Impact investing is thriving, but there is more positivity to come over the coming months, industry experts have said.

According to the Global Impact Investing Network (GIIN), investors injected more than $15 billion to impact investments over the course of last year, and they have said they plan to commit even more this year.

GIIN recently carried out a survey of 158 impact investors, managing a total of $77 billion between them, and found that the vast majority – 79 per cent – had plans to either keep the same or increase their impact investment levels this year. Overall, almost $18 billion was being set aside for the impact investment arena in 2016, the respondents said.

Almost 75 per cent of survey respondents said that their impact investments performed at the level they had expected over 2015, with 19 per cent saying that their investments outperformed what they had been hoping for. Just 11 per cent of respondents reported that they felt their impact investments had underperformed in 2015. Most investors said that they had expected the returns to be on a par with the market rate, following a slight adjustment for risk. Meanwhile, 25 per cent reported that they had expected returns on their investments to be just under market rate, while 16 per cent said that they expected returns in line with capital preservation.
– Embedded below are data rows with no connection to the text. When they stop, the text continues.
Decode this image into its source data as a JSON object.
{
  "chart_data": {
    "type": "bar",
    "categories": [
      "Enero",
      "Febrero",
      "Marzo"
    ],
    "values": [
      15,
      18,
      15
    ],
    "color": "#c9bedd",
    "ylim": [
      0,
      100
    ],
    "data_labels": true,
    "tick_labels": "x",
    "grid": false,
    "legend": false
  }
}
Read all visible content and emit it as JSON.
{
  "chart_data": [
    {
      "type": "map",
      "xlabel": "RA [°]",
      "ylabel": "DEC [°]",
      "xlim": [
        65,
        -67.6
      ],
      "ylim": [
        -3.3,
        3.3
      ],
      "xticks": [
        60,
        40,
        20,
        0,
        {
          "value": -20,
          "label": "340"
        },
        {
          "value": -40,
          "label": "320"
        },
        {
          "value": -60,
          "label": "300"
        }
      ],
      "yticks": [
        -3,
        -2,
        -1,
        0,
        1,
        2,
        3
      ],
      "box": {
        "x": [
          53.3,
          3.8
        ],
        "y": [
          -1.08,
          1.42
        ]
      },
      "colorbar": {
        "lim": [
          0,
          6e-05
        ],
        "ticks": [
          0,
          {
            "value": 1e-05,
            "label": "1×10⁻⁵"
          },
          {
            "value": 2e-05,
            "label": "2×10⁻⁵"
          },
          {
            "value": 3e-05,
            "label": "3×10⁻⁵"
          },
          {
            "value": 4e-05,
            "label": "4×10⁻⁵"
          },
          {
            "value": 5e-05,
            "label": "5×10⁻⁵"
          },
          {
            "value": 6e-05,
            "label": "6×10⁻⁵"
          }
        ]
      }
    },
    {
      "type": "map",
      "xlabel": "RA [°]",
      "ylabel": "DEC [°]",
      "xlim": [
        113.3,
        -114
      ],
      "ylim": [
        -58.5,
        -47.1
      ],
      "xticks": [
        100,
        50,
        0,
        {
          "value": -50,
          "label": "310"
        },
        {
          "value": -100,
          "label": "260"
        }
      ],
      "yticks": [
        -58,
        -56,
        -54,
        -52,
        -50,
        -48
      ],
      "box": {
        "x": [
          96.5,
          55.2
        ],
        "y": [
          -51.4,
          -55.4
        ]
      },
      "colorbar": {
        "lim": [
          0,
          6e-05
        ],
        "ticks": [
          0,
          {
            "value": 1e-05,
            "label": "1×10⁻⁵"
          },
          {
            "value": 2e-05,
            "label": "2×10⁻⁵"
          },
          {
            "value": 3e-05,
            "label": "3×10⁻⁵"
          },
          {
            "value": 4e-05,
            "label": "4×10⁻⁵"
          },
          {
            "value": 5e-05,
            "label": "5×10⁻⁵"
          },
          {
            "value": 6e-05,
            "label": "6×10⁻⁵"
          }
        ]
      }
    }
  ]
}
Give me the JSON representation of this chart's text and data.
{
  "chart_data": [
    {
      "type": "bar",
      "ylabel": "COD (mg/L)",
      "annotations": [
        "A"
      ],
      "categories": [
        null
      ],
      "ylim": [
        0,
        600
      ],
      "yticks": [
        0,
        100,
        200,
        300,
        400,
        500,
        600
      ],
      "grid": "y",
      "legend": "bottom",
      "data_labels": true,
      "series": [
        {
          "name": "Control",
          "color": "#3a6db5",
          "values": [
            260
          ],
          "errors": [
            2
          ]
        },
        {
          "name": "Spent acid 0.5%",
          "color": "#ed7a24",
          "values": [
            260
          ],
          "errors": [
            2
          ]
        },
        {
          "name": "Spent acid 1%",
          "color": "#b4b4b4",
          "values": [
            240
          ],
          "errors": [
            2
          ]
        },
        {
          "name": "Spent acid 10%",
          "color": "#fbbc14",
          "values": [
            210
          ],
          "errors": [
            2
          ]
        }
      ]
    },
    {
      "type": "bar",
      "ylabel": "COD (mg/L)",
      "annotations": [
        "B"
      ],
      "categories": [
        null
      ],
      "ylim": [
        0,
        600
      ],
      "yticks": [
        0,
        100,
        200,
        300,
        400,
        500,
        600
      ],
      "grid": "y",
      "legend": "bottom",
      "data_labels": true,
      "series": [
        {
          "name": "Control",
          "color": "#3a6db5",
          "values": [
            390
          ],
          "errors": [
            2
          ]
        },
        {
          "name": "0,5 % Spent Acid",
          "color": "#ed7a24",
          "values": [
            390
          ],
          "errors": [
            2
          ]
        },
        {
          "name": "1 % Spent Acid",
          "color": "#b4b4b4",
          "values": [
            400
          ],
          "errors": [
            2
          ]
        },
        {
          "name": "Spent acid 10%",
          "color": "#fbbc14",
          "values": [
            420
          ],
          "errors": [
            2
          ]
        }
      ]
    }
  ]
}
The vast majority of the impact investments made in 2015 came from asset managers, who ploughed $7.2 billion into the arena. They reported that they had made these investments on behalf of foundations and family offices in the most part. The expertise and experience offered by these managers meant that many family offices turned to them to make their investments, taking advantage of the risk benefits of investing in a fund and not directly.

Private investments were found to be the most popular instruments for impact investing, according to the survey, with the vast majority – 70 per cent – ploughing their cash into private equity and 56 per cent investing into private debt. Real assets were also found to be favoured by bigger impact investors, such as insurance firms and pension funds and insurers. In terms of the most popular locations for impact investing, Latin America, Sub-Saharan Africa and Western Europe proved to be hits, but still did not compete with North America, which accounted for more than a third of total impact investments made.

Almost all of the investors questioned for the report – 95 per cent – said that they had social impact goals in their mind when making such investments, while 52 per cent reported being more focused on environmental impacts. Among the main impact investments that were made were access to finance, health improvement, education, employment generation and income growth. Renewable energy and energy efficiency topped the environmental investments table. Ninety-nine per cent of the respondents polled reported that they had achieved above or on a par with their expectations when it came to the social and environmental impacts of their impact investments.

Amit Bouri, GIIN CEO, said: "We are encouraged to see the development of a truly diverse and global impact investing market. This survey highlights a thriving market being built across geographies, sectors, and asset classes.”

Amber Nystrom, founder and CEO of Trinity Nexus. and impact investing forerunner, confirmed that the impact investment arena was entering an exciting period, saying: "That wave has that perfect moment, where it’s mature enough, which is where we are in this market, but it hasn’t yet crested, so you still have an opportunity to assume that sweet spot."